The free energies above combine a double-well potential \(\epsilon {\psi }^{2}/2+{\psi }^{4}/4\) with gradient terms that favour a spatially oscillating \(\psi \) with certain length scales. The odd-powered terms break the symmetry between the two double-well minima and thereby control the average density, which in part controls the stability of the 2D honeycomb phase. Of the parameters, c 1 and c 3 are coefficients for selecting the energy scale of the models, \(\epsilon \) is related to temperature, λ and b j=0,1,2 weight the contributions of the modes given by q j=0,1,2, and τ and μ control the asymmetry of the double-well potential.

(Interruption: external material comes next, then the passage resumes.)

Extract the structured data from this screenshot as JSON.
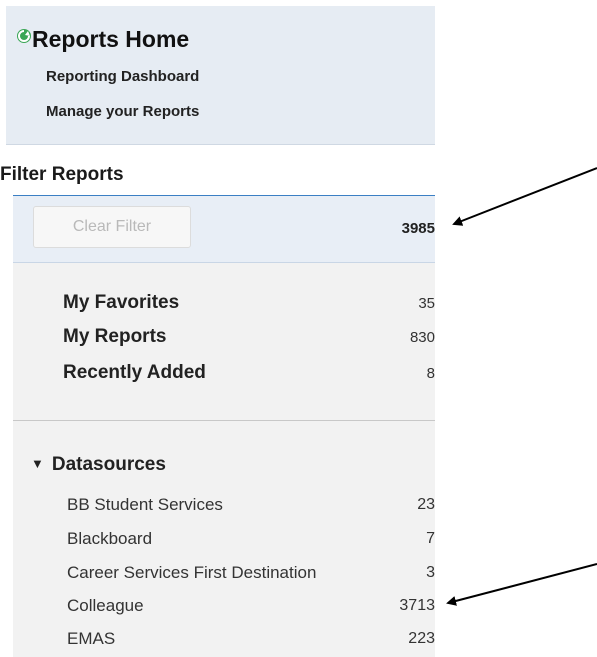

We use the standard nonconserved dynamics for efficient equilibration of the model systems. Further details about the dynamics, the numerical method used and the model parameter values are given in ref. 24. The system size optimization algorithm described in Appendix B in ref. 24 was used in all PFC calculations to eliminate global strain effects.

Molecular dynamics

The triple junctions and the accompanying grain boundaries were investigated using a in-house GPUMD code implemented fully on graphics processing units (GPUs)43,44,45. We used the Tersoff potential46, but with optimised parameters provided by Lindsay and Broido47 that are well suited for modelling graphene. We performed MD simulations at a low temperature of 1 K in order to suppress the entropic contribution to the formation energy. Furthermore, the in-plane stress was set to zero in a barostat48. We adopted the velocity-Verlet integration method49 with a time step of 1 fs. For each system, a simulation time of 2 ns is used to ensure full convergence of the data.

Density functional theory

Since DFT involves a much larger numerical effort than either PFC or MD, we studied the formation energies and structures of only the very smallest triple junction model systems. We used the all-electron FHI-aims package50 with numerical atom-centred basis functions to ensure that the grain boundary regions are treated accurately. The default light basis sets were employed together with the GGA-PBE functional51. Since the periodic computational cells were large (roughly 1800 carbon atoms), only the \({\rm{\Gamma }}\) point was included in the k grid. During the course of the calculations, the self-consistent cycle was considered converged if, among other things, the total energy had converged down to 10−6 eV between consecutive iterations. The computational cells and the atomic geometries were relaxed in each case until the forces acting on the atoms were smaller than 10−2 eV/Å.

Multiscale approach

We investigated the formation energy of grain boundary triple junctions by varying the misorientation between the grains. In our previous work24, the PFC1 model was found efficient and robust for constructing realistic atomic configurations. Therefore, here we also used PFC1 to equilibrate our model systems and to estimate the formation energy of the triple junctions. The relaxed PFC1 configurations were used as the starting point for comparative PFC3 and DFT calculations, and MD simulations. The procedure of converting a continuous PFC density field into atomistic coordinates for the calculations is described in ref. 24. For the initialization of PFC3 calculations, the equilibrated PFC1 density fields were renormalised to match the average density, amplitude and lattice constant of the PFC3 ground state.

Data availability

The PFC systems generated and analysed during the current study are not publicly available due to their large size, but other numerical data and visualization are available from the corresponding author on reasonable request.